Pierre Kjellberg, "Le Mobilier Français du XVIIIe Siècle", 1998, p. 515, illustrating a Louis XVI bureau plat by Leleu of similar design. And p. 517, pl. C, illustrating a comparable tric trac table by the same maker.
A magnificent Louis XVI gilt bronze mounted mahogany tric trac games table by Jean-François Leleu stamped on the top of one of the side drawers J. F. Leleu, the oak carcass mahogany table with a green tooled leather inset top with gilt brass gallery above a long frieze dummy drawer with foliate gilt bronze banding and ring handles at each end, concealing at the front a small drawer on the far right hand side and on the correspondingly arranged back, a drawer on the far left hand side, the back and front frieze with a rectangular gilt bronze banded panel to either end and gilt bronze banding to both sides. The top lifting off to reveal inside a backgammon playing board made of various coloured woods complete with the original bone counters and the original circular brown leather dice shakers, with a shallow well to either side of the central deeper well, the whole on turned tapering fluted legs headed by gilt bronze bands, on turned toupie feet and gilt bronze sabots
Paris, date circa 1785
Height 120 cm, length 75 cm, depth 60 cm.
Born in Paris, Jean-François Leleu (1729-1807) was well prepared for a brilliant career when he served his apprenticed in the workshop of Jean-François Oeben (1721-63) at the Arsenal. While there he learned his craft and as F.J.B. Watson notes in "Louis XVI Furniture", 1973, p. 70 "if the table à transformations in the Wallace Collection which bears his name crudely cut into the carcase is really entirely his own, made when he was still a mere compagnon (and therefore precluded from signing his furniture), he was evidently a highly skilled craftsman already." When Oeben died in 1763, Leleu, then aged thirty-four, hoped to take over the workshop, but he was superseded by his slightly younger colleague and fellow worker, Jean-Henri Riesener (1734-1806), who in 1767 married Oeben's widow.

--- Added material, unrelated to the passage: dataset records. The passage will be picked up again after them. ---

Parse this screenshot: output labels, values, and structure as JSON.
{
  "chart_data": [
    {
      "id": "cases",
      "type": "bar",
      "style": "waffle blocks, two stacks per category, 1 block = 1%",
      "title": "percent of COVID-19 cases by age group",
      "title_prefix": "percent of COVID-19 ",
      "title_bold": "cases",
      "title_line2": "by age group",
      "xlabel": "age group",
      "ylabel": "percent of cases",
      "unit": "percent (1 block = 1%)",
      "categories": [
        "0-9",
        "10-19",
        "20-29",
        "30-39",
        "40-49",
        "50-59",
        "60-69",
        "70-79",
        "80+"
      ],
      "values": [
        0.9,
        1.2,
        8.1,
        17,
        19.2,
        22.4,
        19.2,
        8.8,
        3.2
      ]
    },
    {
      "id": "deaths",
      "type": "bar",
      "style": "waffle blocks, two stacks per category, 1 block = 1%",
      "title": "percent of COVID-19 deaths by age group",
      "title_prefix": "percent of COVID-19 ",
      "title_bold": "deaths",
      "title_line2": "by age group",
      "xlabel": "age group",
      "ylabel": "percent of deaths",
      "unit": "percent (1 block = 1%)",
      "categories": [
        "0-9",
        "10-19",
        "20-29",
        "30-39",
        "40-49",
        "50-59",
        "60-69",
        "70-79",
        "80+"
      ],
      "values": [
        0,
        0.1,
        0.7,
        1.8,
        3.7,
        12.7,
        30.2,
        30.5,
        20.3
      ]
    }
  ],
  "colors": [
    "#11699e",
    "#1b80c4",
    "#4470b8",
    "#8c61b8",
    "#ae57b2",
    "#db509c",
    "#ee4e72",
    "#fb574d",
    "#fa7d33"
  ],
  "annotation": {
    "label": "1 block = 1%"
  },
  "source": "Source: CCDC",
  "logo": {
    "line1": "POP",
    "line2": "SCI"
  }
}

In September 1764 Leleu was received as a maître ébéniste but even this did not prevent his ongoing rivalry with Riesener, who the following year found it necessary to summon Leleu for assault. Leleu's jealousy and disappointment was probably exacerbated by Riesener's Germanic origin since, he like other native French members of the furniture-making guild, strongly resented the influx of foreign craftsmen, especially Germans, into the Paris guild system. Seeing no future in the Riesener workshop, Leleu left in 1764 and quickly established himself on his own in the rue Royale, near the Place des Vosges. It was there that he soon achieved great success and counted Louis XV, the king's mistress Madame du Barry and the Prince de Condé among his clients in addition to the Parisian marchands-merciers. Between 1772 and 1777 Leleu supplied the Prince de Condé with furniture costing more than 60,000 livres for his Paris residences the Palais Bourbon as well as the Hôtel de Lassay and the Châteaux de Chantilly and Saint-Maur. Work for Madame de Barry included some exceedingly fine porcelain mounted furniture for her residence at Louveciennes. Presumably this was ordered from him by the marchand Poirier who had a near monopoly of Sèvres porcelain made for this purpose and whose bills to Madame du Barry were extremely costly during the period that Louveciennes was being furnished.
Leleu worked in both the Transitional Louis XV/Louis XVI styles as well as the full Louis XVI style as we see here in the refined and restrained Neo-classical lines of this elegant tric trac table. Its high quality construction, with intricate mechanical fittings were one of the many techniques he learned from Oeben. Other of Leleu's pieces feature intricate marquetry work with both pictorial and geometric patterns, so often offset by refined gilt bronze mounts. In addition to tric trac tables, bureaux, secrétaires and bonheurs-du-jour, Leleu made exceedingly fine commodes, encoigneurs, carved fauteuils and on occasion cases for longcase clocks and regulators, one of which houses a movement by Lepaute.
As a reflection of his standing, works by Leleu can now be found in many of the world's finest collections including the Musée de Louvre, the Musée des Arts Décoratifs and Musée de Nissim-de-Camondo in Paris. Further examples can be found at Château de Versailles, the Wallace Collection London as well as the Metropolitan Museum in New York, Cleveland Museum of Art, Ohio, the Huntingdon Collection in San Marino, the Rijksmuseum in Amsterdam as well as two attributed pieces in the J. Paul Getty Museum California.